With technology at its height, we can apply automation to change the paradigm of how marketing is done. With current social trends, businesses like yours should focus our messaging on the individual, make them feel like they are unique and unprecedented by any of your competitors. What would set you apart from your competitor? Your ability to know your customer intimately…without getting too weird. 😉

“This is a problem for marketers because we still operate as if people are in boxes. Oh, you’re a hipster you must behave this way…Oh, you’re a jock you must behave another way. In our opinion, this kind of assumption in marketing is outdated and should change.”

Machine learning can now track behaviors and shoot out outputs that allow us to create a profile for not a group…but for an individual. Individualization is the name of the game, and the one that does it well will own their market. Why? The social trend, wouldn’t you like to feel special everytime you go shop?

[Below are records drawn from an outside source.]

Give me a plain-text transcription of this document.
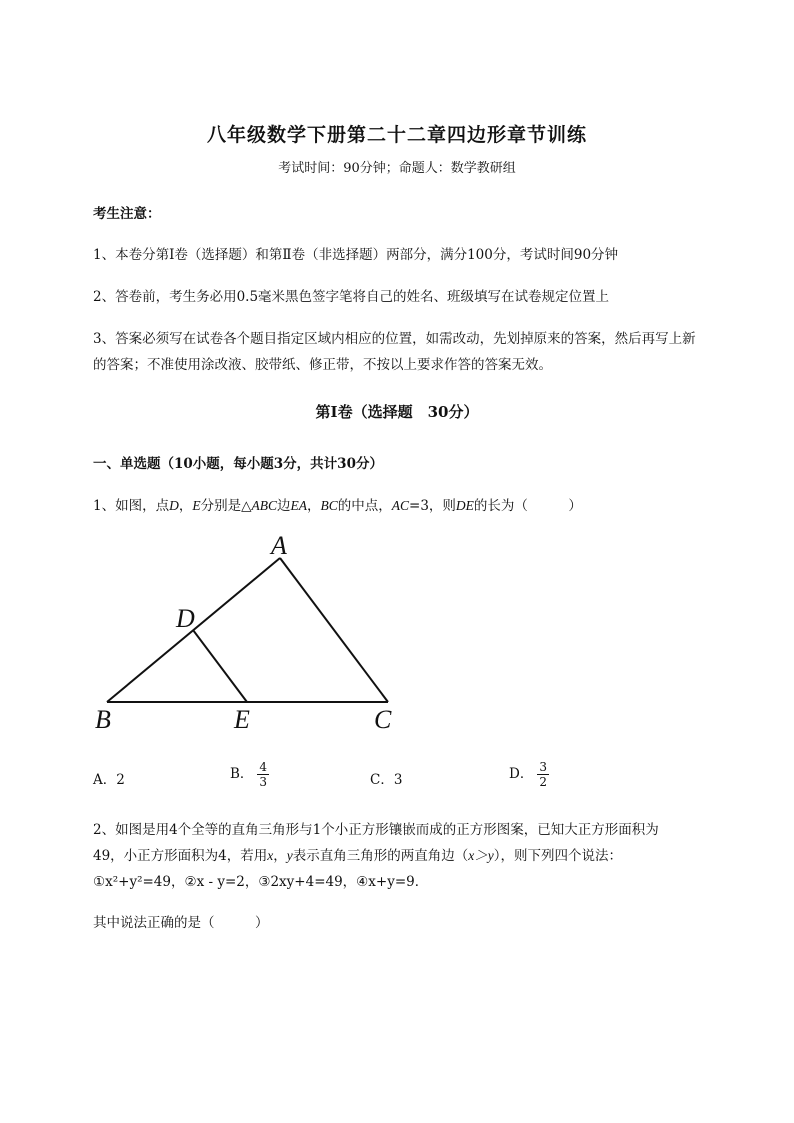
八年级数学下册第二十二章四边形章节训练
考试时间：90分钟；命题人：数学教研组
考生注意：
1、本卷分第Ⅰ卷（选择题）和第Ⅱ卷（非选择题）两部分，满分100分，考试时间90分钟
2、答卷前，考生务必用0.5毫米黑色签字笔将自己的姓名、班级填写在试卷规定位置上
3、答案必须写在试卷各个题目指定区域内相应的位置，如需改动，先划掉原来的答案，然后再写上新
的答案；不准使用涂改液、胶带纸、修正带，不按以上要求作答的答案无效。
第Ⅰ卷（选择题　30分）
一、单选题（10小题，每小题3分，共计30分）
1、如图，点D，E分别是△ABC边EA，BC的中点，AC=3，则DE的长为（　　　）
A
D
B	E	C
A．2	B． $\frac{4}{3}$	C．3	D． $\frac{3}{2}$
2、如图是用4个全等的直角三角形与1个小正方形镶嵌而成的正方形图案，已知大正方形面积为
49，小正方形面积为4，若用x，y表示直角三角形的两直角边（x＞y），则下列四个说法：
①x²+y²=49，②x - y=2，③2xy+4=49，④x+y=9．
其中说法正确的是（　　　）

We drew out an example of what we were thinking of down below:

Brian Output
Potential AI Analysis Example

With technology, your segmentation can be derived not from a subset of a group but to an individual. Theoretically, you’d be able to make recommendations based on Brian the individual rather than what sub-set of what Brian belonged to. This means that he will feel like he is getting some focused attention from your business because you are consistently offering, and feeding him suggestion based on what he likes and what he wants. Also theoretically he will return to your business more because you are consistently providing what he might like specifically rather than a broad stroke messaging.

Some example of what it could look like messaging-wise:

Traditional:

“Come get 20% off on our newest pair of men’s Jeans from designer Kevin Fancypants”*

*(The above statement is made with a subset group in mind; male, is influenced by brand name, values new and improve products)

Automation:

“Brian, we think you might like this new pair of Jeans from designer Kevin Fancypants, he seems like a designer you might like. Come in, and we’ll give you 20% on your purchase!”**

**(The above statement is made with Brian in mind; male, have an affinity to branding, prefers newer product…all of which derived from past data)  

What’s the difference?

The difference is one focused on multiple Brians while the automation system focused on just Brian. On some level, there is a brand likeness increase if you give more attention to the individual customer rather than just messaging in a broad stroke. And that was the whole point of segmentation.

We segment individuals in our customer pool so that we know who we are talking to. So when we go do promotion to bring back customers, we can cater to specific audiences. But with technology, we can provide to the individuals rather than the subset groups. That’s the kind of innovation that marketers have been missing thus far, but give it a couple of years (or maybe a little bit more) we’re all heading there.

Thanks for reading another Idea Post!